Уж ночь настала, темень пала, спать давно пора, а народ все живет, на свет малиновый любуется, по дороге мимо ярких вех себе погуливат. Старухи набежали девок домой гнать:
– Подите, девки, домой, спать валитесь, утром рано разбудим. Не праздник, всяко, сегодня, не время для гулянки!
Да как увидали старухи столбы солнечно-малинового свету, на себя оглянулись. А при малиновом сиянии все старухи как маковы цветы расцвели, и таки ли приятственны сделались.
Старухи сердитость бросили, личики сделали улыбчаты и с гунушками да утушками поплыли по дороге.
Ты знаешь ли, что гунушками у нас зовут? Это ковды губки с маленькой улыбочкой – бантиком.
К старухам старики пристали и песни завели, так и песни звончей слышны, и песни зацвели. А девки – все как алы розаны!

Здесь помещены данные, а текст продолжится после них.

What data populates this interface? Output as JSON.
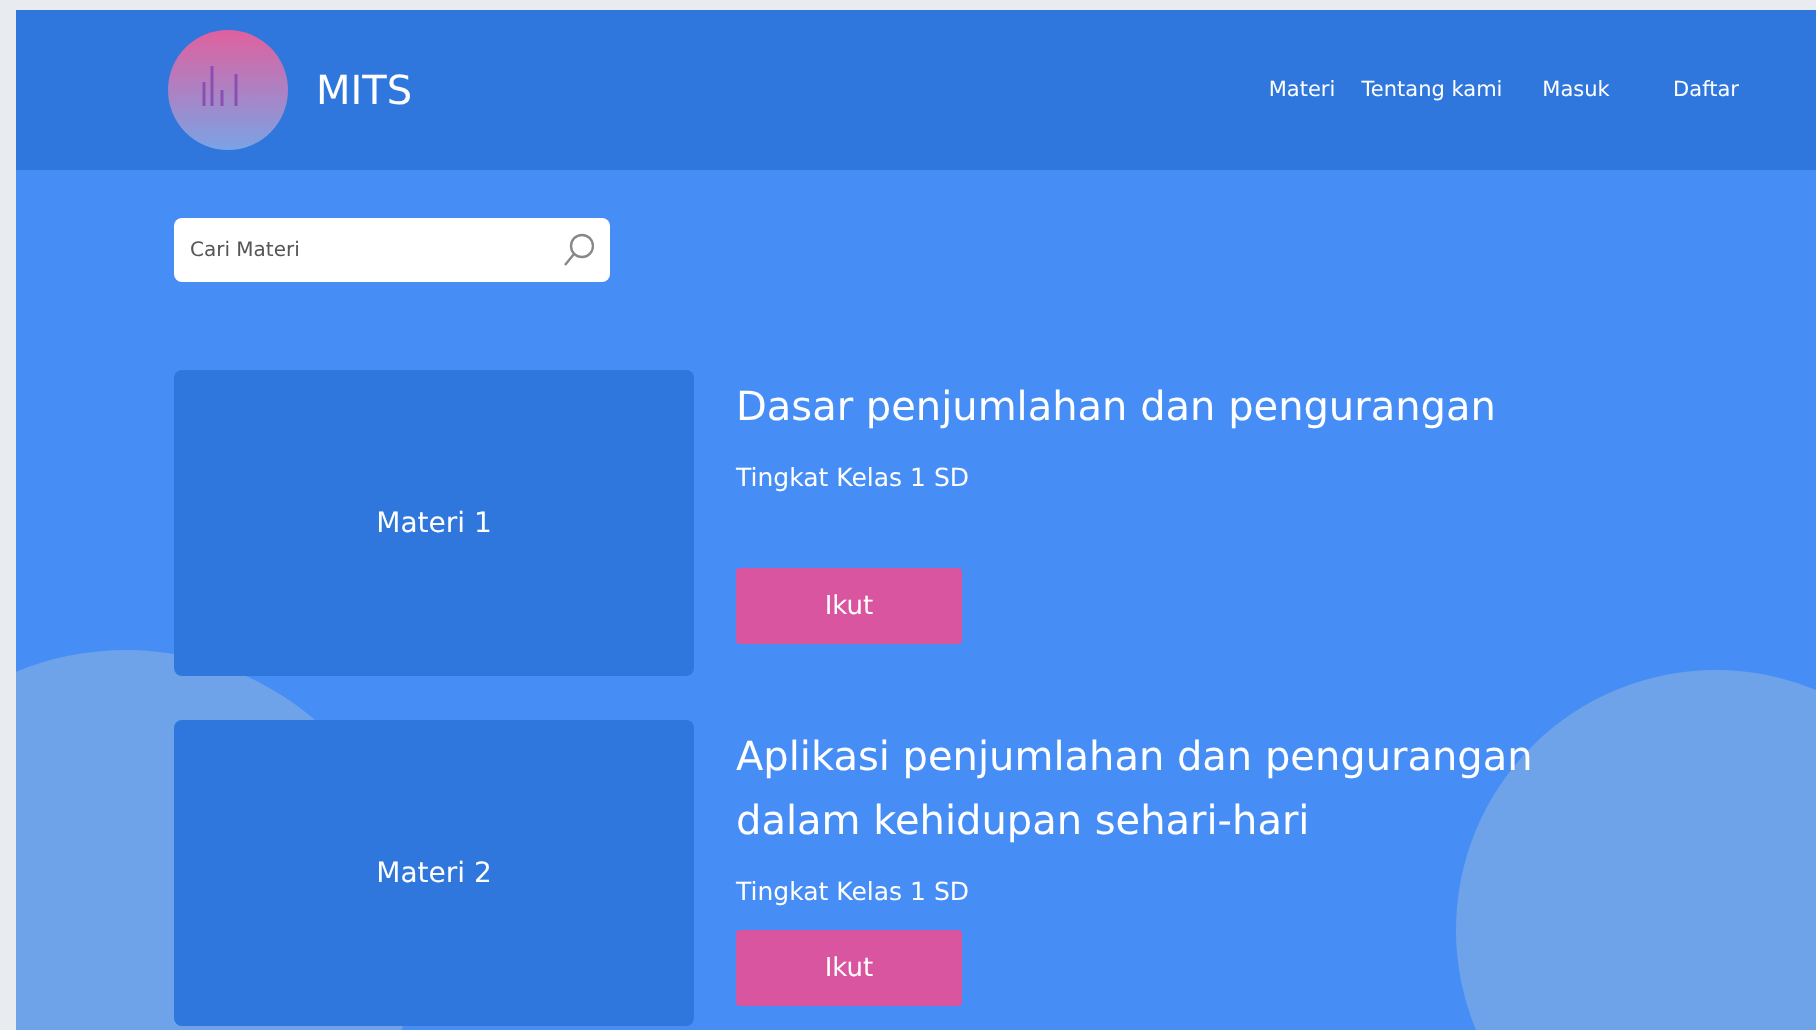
{
  "brand": {
    "name": "MITS"
  },
  "nav": [
    {
      "label": "Materi"
    },
    {
      "label": "Tentang kami"
    },
    {
      "label": "Masuk"
    },
    {
      "label": "Daftar"
    }
  ],
  "search": {
    "placeholder": "Cari Materi"
  },
  "courses": [
    {
      "thumbnail": "Materi 1",
      "title": "Dasar penjumlahan dan pengurangan",
      "level": "Tingkat Kelas 1 SD",
      "button": "Ikut"
    },
    {
      "thumbnail": "Materi 2",
      "title": "Aplikasi penjumlahan dan pengurangan dalam kehidupan sehari-hari",
      "level": "Tingkat Kelas 1 SD",
      "button": "Ikut"
    }
  ]
}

Это по зимней-то дороге сад пошел! Цветики красны маки да алы розаны. Песни широкими лентами огнистыми, тихими молниями полетели вокруг, сами светят, звенят и летят над полями, над лесами, в саму дальну даль.
Вот и утро стало, свет денной в полную силу взошел. Мои столбы-вехи уже не светят, только сами светятся, со светлым днем не спорятся.
Стало время по домам идтить, за каждодневну работу браться. Все в черед стали и всяк ко мне подходил с благодареньем и поклон отвешивал с почтеньем и за работу мою, и за свет солнечной, что я к ночи припас. Девки и бабы в полном согласье за руки взялись до Уймы и по всей Уйме растянулись. Вся дорога расцвела!
Проезжи мужики увидали, от удивленья да умиленья шапки сняли. «Ах!» – сказали и так до полден стояли. После шапки надели набекрень, рукавицы за пояс, рожи руками расправили и за нашими девками вослед.
Мы им поучительно разговор сделали: на чужой каравай рот не разевай. Проезжи не унимаются:
– А ежели мы сватов зашлем?
– Девок не неволим, на сердце запрету не кладем. А худой жоних хорошему дорогу показыват.
В ту зиму к нам со всех сторон сватьи да сваты наезжали. Всякой деревне лестно было с Уймой породниться. Наши парни тоже не зевали, где хотели выбирали.
Нас с жоной на свадьбы первоочередно звали и самолучшими гостями величали.
Ну, ладно. В то-то перво утро, когда все разошлись по домам да на работу, я запасны столбы к дому прикатил да по переду, по углам и поставил прямь окошек. С вечера, с сумерек и до утрешнего свету у нас во всем доме светлехонько и по всей Уйме свет.
Прямь нашего дому народ на гулянку собирался песни пели да пляски вели. Так и говорили:
– Пойдемте к Малинину дому в малиновом свету гулять!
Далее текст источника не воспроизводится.